Opinion: Brexit's impact on Ireland's MEP numbers merits closer scrutiny
Downing on politics
Brexit could give Ireland one extra MEP, bringing the country's European Parliament membership to 12. Now, that's not the most reach-out-and-grab-you introduction to encourage the reader.
But stay with me, because it is a significant issue for Irish farming, food production and sales. The reality is that the European Parliament has never been unkind to Ireland, as it has consistently advocated proper funding for regional development and schemes like Leader, not to mention the operation of the CAP itself.
From the outset, Ireland's MEPs have advocated a case for rural Ireland and been an important listening post for the implications of EU policies on rural life. In the past we had IFA leaders TJ Maher, Paddy Lane and Alan Gillis, representing various parties, but articulating a strong rural message.
More recently, that tradition is being upheld by Máiréad McGuinness, tipped as a potential president of the parliament, and Marian Harkin, among others.
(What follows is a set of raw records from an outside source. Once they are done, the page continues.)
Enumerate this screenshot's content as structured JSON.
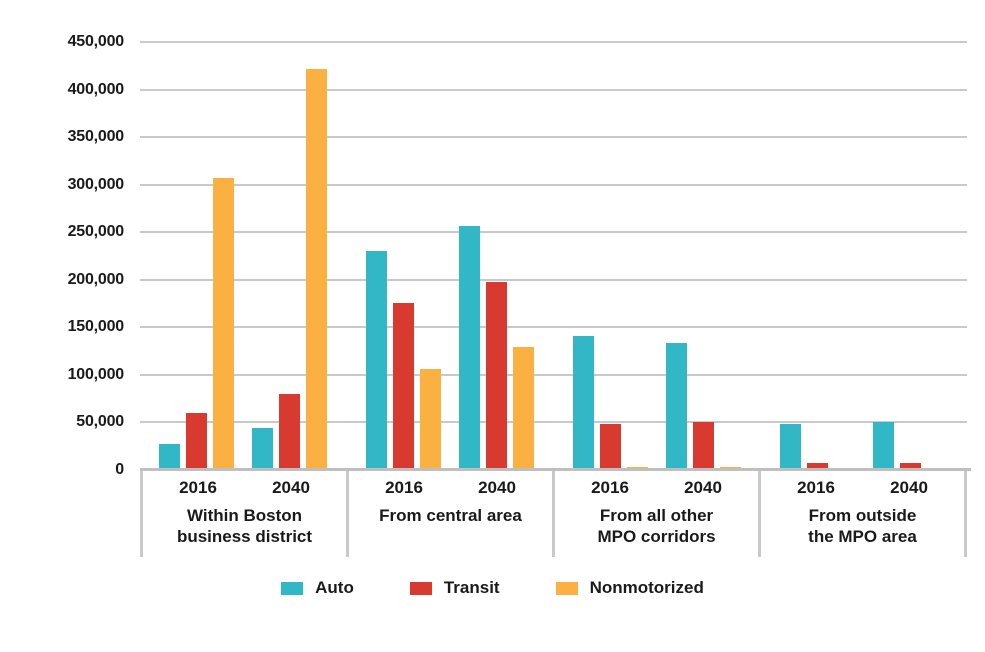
{
  "chart_data": {
    "type": "bar",
    "title": "",
    "xlabel": "",
    "ylabel": "",
    "ylim": [
      0,
      450000
    ],
    "ytick_step": 50000,
    "ytick_labels": [
      "0",
      "50,000",
      "100,000",
      "150,000",
      "200,000",
      "250,000",
      "300,000",
      "350,000",
      "400,000",
      "450,000"
    ],
    "grid": true,
    "legend_position": "bottom-center",
    "series_meta": [
      {
        "key": "auto",
        "label": "Auto",
        "color": "#31B7C5"
      },
      {
        "key": "transit",
        "label": "Transit",
        "color": "#D93A2F"
      },
      {
        "key": "nonmotorized",
        "label": "Nonmotorized",
        "color": "#FBB042"
      }
    ],
    "groups": [
      {
        "label": "Within Boston business district",
        "label_lines": [
          "Within Boston",
          "business district"
        ],
        "clusters": [
          {
            "year": "2016",
            "auto": 27000,
            "transit": 60000,
            "nonmotorized": 307000
          },
          {
            "year": "2040",
            "auto": 44000,
            "transit": 80000,
            "nonmotorized": 422000
          }
        ]
      },
      {
        "label": "From central area",
        "label_lines": [
          "From central area"
        ],
        "clusters": [
          {
            "year": "2016",
            "auto": 230000,
            "transit": 176000,
            "nonmotorized": 106000
          },
          {
            "year": "2040",
            "auto": 257000,
            "transit": 198000,
            "nonmotorized": 129000
          }
        ]
      },
      {
        "label": "From all other MPO corridors",
        "label_lines": [
          "From all other",
          "MPO corridors"
        ],
        "clusters": [
          {
            "year": "2016",
            "auto": 141000,
            "transit": 48000,
            "nonmotorized": 3000
          },
          {
            "year": "2040",
            "auto": 134000,
            "transit": 51000,
            "nonmotorized": 3000
          }
        ]
      },
      {
        "label": "From outside the MPO area",
        "label_lines": [
          "From outside",
          "the MPO area"
        ],
        "clusters": [
          {
            "year": "2016",
            "auto": 48000,
            "transit": 7000,
            "nonmotorized": 0
          },
          {
            "year": "2040",
            "auto": 50000,
            "transit": 7000,
            "nonmotorized": 0
          }
        ]
      }
    ]
  },
  "colors": {
    "background": "#FFFFFF",
    "gridline": "#C9C9C9",
    "axis_line": "#BFBFBF",
    "text": "#1A1A1A"
  }
}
The parliament has also been gathering more power and influence over the past 25 years, and now has the ability to shape and veto EU laws.
For too long it was the poor relation in the apparatus. But these days the European Parliament cannot be ignored.
The fallout from Brexit is that Britain will lose its 73 MEPs at the next elections in May 2019. That is just after Britain should have concluded its EU divorce proceedings in April 2019.
But it very probably would make more sense to abolish the UK's parliament allocation - rather than re-allocate them across the other 27 member states.